分析群体结构的几种方法

作者: 千万别加香菜 | 来源:发表于2021-11-19 10:09 被阅读0次
    常见的群体结构的分析方法有admixture分析、系统发生数分析以及主成分分析等。

    1、admixture分析

    ###过滤数据
    常用plink软件过滤,在此就不做介绍了,直接开始后续操作。
    
    ###dmixture进行群体遗传结构分析(群体数自己决定)
    for K in 3 4 5 6 7; do /home/software/admixture_linux-1.3.0/admixture --cv ld.QC.75_noinclude0-502502-geno02-maf03.bed $K | tee log${K}.out; done
    
    ###提取CV值:CV error最小的为最佳K值
    grep -h CV log*.out
    
    分析结束后生成了自己设定k值的Q文件,用于在R中绘图
    
    R语言绘图
    admixture的可视化分为两种
    ###最佳K值的可视化
    ta1 = read.table("ld.QC.75_noinclude0-502502-geno02-maf03.ped.map.3.4.Q")    ##用的是最佳K值的那个Q文件    
    head(ta1)
    barplot(t(as.matrix(ta1)),col = rainbow(3),
            xlab = "Individual",
            ylab = "Ancestry",
            border = NA)
    
    ####全部K值的可视化(较复杂)
    利用表格根据fam文件(三列 1.地区Asia  2.ID名称,与fam文件的一致  3.样本品种)作三列的order.txt并用制表符分隔形式保存
    (###可将order.txt文件的第一列地区Asia改成真正的个体名称,这样图中就会显示每个个体名称
      ###可将order.txt文件中的顺序进行调整则图中的顺序即为order.txt文件的个体顺序)
    Session中上传工作目录,需建立一个文件夹(包括Q文件,fam、bed、bim文件,order.txt文件)
    ##安装软件
    install packages(Rcolorbrewer)
    ##(导入含有Q order.txt bed bid fam的文件夹,修改以下程序中的文件名和K值)
    sort.admixture <- function(admix.data){
      ## sort columns according to the cor
      k <- length(admix.data)
      n.ind <- nrow(admix.data[[1]])
      name.ind <- rownames(admix.data[[1]])

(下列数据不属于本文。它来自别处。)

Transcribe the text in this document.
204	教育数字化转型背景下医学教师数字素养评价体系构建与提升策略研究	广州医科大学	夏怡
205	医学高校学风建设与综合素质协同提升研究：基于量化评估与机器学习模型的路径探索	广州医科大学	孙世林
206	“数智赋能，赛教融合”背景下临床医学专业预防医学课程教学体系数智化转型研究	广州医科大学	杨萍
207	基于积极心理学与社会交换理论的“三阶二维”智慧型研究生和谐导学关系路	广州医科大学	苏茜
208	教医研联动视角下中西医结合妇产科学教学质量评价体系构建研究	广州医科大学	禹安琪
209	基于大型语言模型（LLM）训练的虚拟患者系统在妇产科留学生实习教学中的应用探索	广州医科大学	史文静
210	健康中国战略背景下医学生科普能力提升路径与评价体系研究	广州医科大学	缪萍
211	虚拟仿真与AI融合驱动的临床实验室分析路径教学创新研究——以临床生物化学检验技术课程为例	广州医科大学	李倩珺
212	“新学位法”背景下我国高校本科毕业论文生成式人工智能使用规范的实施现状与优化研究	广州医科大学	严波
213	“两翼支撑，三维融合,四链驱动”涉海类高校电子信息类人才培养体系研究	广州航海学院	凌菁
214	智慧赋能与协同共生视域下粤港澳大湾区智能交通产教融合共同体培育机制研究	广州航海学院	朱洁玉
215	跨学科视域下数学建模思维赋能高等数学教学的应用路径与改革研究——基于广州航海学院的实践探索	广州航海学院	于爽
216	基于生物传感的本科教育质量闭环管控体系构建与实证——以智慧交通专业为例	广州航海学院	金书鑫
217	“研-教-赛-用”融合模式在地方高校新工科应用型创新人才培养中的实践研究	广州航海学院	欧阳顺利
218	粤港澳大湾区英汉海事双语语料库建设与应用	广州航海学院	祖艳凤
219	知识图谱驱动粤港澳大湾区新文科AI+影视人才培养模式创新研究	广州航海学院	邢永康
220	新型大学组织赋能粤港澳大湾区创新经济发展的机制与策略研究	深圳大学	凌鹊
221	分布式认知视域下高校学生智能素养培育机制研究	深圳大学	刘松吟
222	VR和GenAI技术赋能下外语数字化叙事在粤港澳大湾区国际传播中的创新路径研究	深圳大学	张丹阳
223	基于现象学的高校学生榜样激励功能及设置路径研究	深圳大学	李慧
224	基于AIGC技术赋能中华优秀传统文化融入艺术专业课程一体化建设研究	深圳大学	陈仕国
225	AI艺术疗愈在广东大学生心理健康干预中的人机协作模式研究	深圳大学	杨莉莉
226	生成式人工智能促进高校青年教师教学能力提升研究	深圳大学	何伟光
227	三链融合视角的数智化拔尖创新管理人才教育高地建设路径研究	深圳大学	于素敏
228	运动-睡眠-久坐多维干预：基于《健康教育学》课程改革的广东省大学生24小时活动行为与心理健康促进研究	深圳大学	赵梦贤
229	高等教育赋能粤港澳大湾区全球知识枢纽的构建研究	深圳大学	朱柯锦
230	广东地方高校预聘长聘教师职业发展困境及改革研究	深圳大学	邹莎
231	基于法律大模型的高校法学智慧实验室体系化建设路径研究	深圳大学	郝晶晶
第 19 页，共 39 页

      admix.sorted <- list()
      
      if (admix.data[[1]][1,1] > admix.data[[1]][1,2]){
        admix.sorted[[1]] <- admix.data[[1]]
      }else{
        admix.sorted[[1]] <- admix.data[[1]][,c(2,1)]
      }
       for (i in 1:(k-1)){
        admix <- matrix(nrow = n.ind, ncol = (i + 2))

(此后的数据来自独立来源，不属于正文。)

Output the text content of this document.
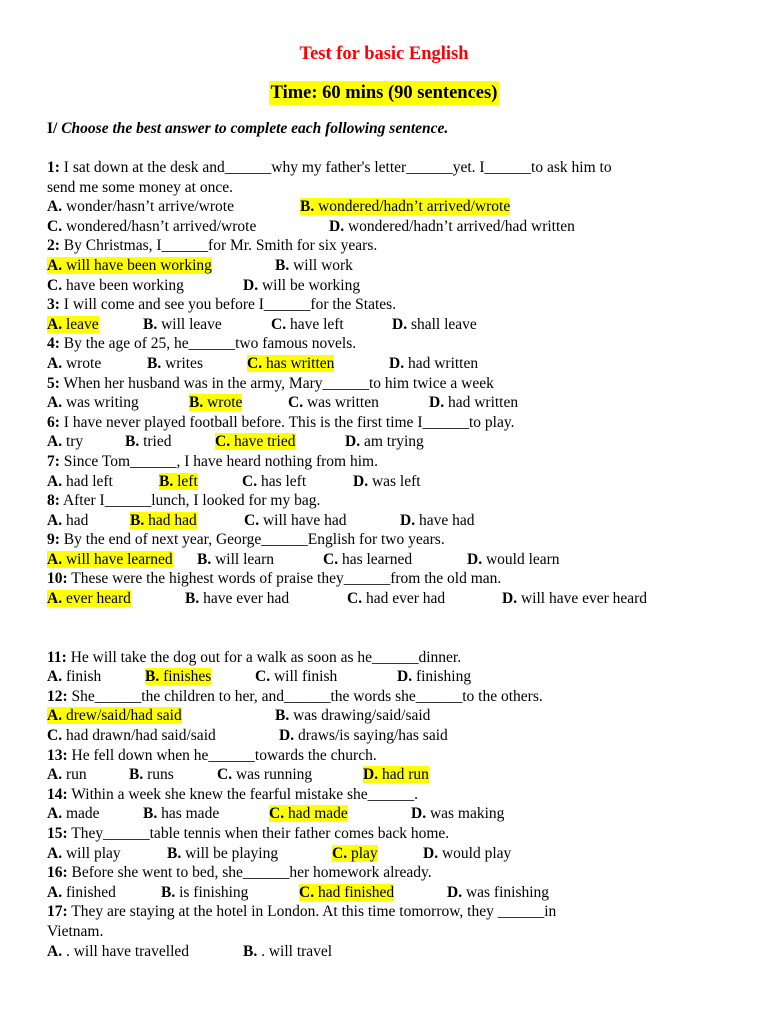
Test for basic English
Time: 60 mins (90 sentences)
I/ Choose the best answer to complete each following sentence.
1: I sat down at the desk and______why my father's letter______yet. I______to ask him to
send me some money at once.
A. wonder/hasn’t arrive/wrote	B. wondered/hadn’t arrived/wrote
C. wondered/hasn’t arrived/wrote	D. wondered/hadn’t arrived/had written
2: By Christmas, I______for Mr. Smith for six years.
A. will have been working	B. will work
C. have been working	D. will be working
3: I will come and see you before I______for the States.
A. leave	B. will leave	C. have left	D. shall leave
4: By the age of 25, he______two famous novels.
A. wrote	B. writes	C. has written	D. had written
5: When her husband was in the army, Mary______to him twice a week
A. was writing	B. wrote	C. was written	D. had written
6: I have never played football before. This is the first time I______to play.
A. try	B. tried	C. have tried	D. am trying
7: Since Tom______, I have heard nothing from him.
A. had left	B. left	C. has left	D. was left
8: After I______lunch, I looked for my bag.
A. had	B. had had	C. will have had	D. have had
9: By the end of next year, George______English for two years.
A. will have learned B. will learn	C. has learned	D. would learn
10: These were the highest words of praise they______from the old man.
A. ever heard	B. have ever had	C. had ever had	D. will have ever heard
11: He will take the dog out for a walk as soon as he______dinner.
A. finish	B. finishes	C. will finish	D. finishing
12: She______the children to her, and______the words she______to the others.
A. drew/said/had said	B. was drawing/said/said
C. had drawn/had said/said	D. draws/is saying/has said
13: He fell down when he______towards the church.
A. run	B. runs	C. was running	D. had run
14: Within a week she knew the fearful mistake she______.
A. made	B. has made	C. had made	D. was making
15: They______table tennis when their father comes back home.
A. will play	B. will be playing	C. play	D. would play
16: Before she went to bed, she______her homework already.
A. finished	B. is finishing	C. had finished	D. was finishing
17: They are staying at the hotel in London. At this time tomorrow, they ______in
Vietnam.
A. . will have travelled	B. . will travel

        cors <- cor(admix.sorted[[i]], admix.data[[i + 1]])
        sorted.loc <- c()
        for (j in 1:nrow(cors)){
          cor <- cors[j,]
          cor[sorted.loc] <- NA
          sorted.loc <- c(sorted.loc, which.max(cor))
        }
        
        sorted.loc <- c(sorted.loc, which(! 1:ncol(cors) %in% sorted.loc))
        cat("n_max = ", sorted.loc, "\n")
        admix <- admix.data[[i + 1]][,sorted.loc]
        rownames(admix) <- name.ind
        admix.sorted[[i + 1]] <- admix
      }
      return(admix.sorted)
    }
    
    sort.iid <- function(k.values, groups){
      ##k.values <- admix.values[[1]]
      ##groups <- admix.fam
      max.col <- which.max(colSums(k.values))
      k.values <- cbind(k.values, groups[match(rownames(k.values), as.character(groups$iid)),])
      k.values <- transform(k.values, group = as.factor(k.values$fid))
      k.means <- tapply(k.values[,max.col], k.values$group, mean)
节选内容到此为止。